Leave it to Guillermo del Toro to make 2017’s weirdest mainstream movie. The maverick director responsible for the all-encompassing magic of films like Hellboy and Pan’s Labyrinth has been merely getting by with his last couple of big-screen offerings—the gorgeous but shallow Crimson Peak and the goofy but good-looking Pacific Rim.

The Shape of Water, for which he also co-wrote the screenplay (with Vanessa Taylor), reminds us that this guy is a genius. He’s a sick and twisted genius, but a genius nonetheless.

The story, set in the 1960s, is in some strange way del Toro’s version of a Disney flick. In addition to violence, nudity, interspecies sex and cuss words, the film has a sweetness to it.

Sally Hawkins—in an awesome performance that ranks as her second best of the past year (she was far more powerful in the grossly overlooked Maudie)—plays Elisa Esposito. Elisa is a cleaning woman alongside Zelda Fuller (Octavia Spencer, reminding us that she’s simply one of the best). Elisa is also mute. She lives in an old movie theater next to eccentric artist Giles (Richard Jenkins), and mostly keeps to herself.

Elisa and Zelda clean for a freaky research facility that gets a new arrival: an Amphibian Man (Doug Jones, wonderfully obscured in practical and CGI makeup) to be housed in a water tank. The Amphibian Man, who looks an awful lot like the Gill-man from Creature From the Black Lagoon, is accompanied by its keeper, Richard Strickland (Michael Shannon), a menacing man brandishing a cattle prod. Not long after their arrival, Elisa hears the creature’s tortured screams from the lab in which it’s imprisoned.

A mishap leads to Richard losing a couple of fingers, and Elisa then gets some alone time with the Amphibian Man. She gives him some hard-boiled eggs and plays music for him in what eventually become lunch dates, which leads to the two gradually falling in love (yep!), and an escape from the lab.
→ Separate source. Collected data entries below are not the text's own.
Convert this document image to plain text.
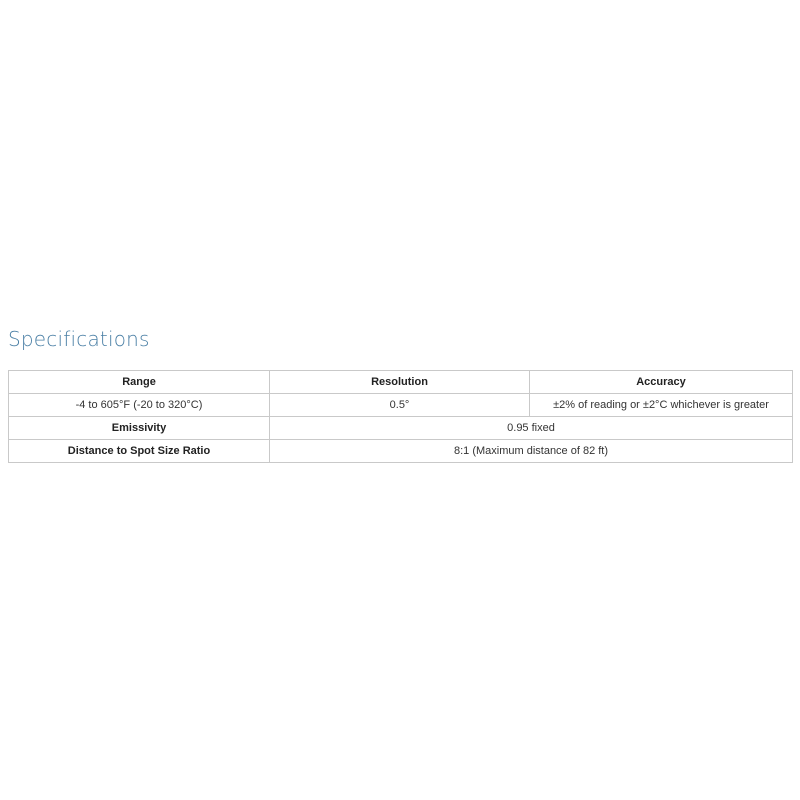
Specifications
Range	Resolution	Accuracy
-4 to 605°F (-20 to 320°C)	0.5°	±2% of reading or ±2°C whichever is greater
Emissivity	0.95 fixed	
Distance to Spot Size Ratio	8:1 (Maximum distance of 82 ft)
The Amphibian Man itself is a wonder of filmmaking, perhaps del Toro’s greatest visual accomplishment. Equally beautiful and fierce, not a second goes by when it isn’t one of the best things put on a screen this past year.

The fairytale quality of the film is further fueled by an authentic 1960s feel, with much of it looking like something you would see on a dark Disneyland ride. The artist neighbor’s work has a Norman Rockwell quality, and his obsession with old-timey movies completes the film’s period spell.

Shannon, representing all that was evil in man during the sixties, lets it all hang out for a bravura performance. But it’s Jenkins with his soft and funny performance that has garnered award considerations, including a supporting actor Golden Globe nomination, one of seven total for the movie, including best film, director and screenplay, and best actress and supporting actress for Hawkins and Spencer.

It all amounts to a return-to-form triumph for del Toro, who allows his dark side to really come out and hold hands with the beautiful things. The Shape of Water is unlike anything that has come before it (well, there are hints of Starman and Splash, but neither of those offer the visual splendor of Shape). Its success will probably garner del Toro enough juice to get even weirder in the future. That’s something to be excited about.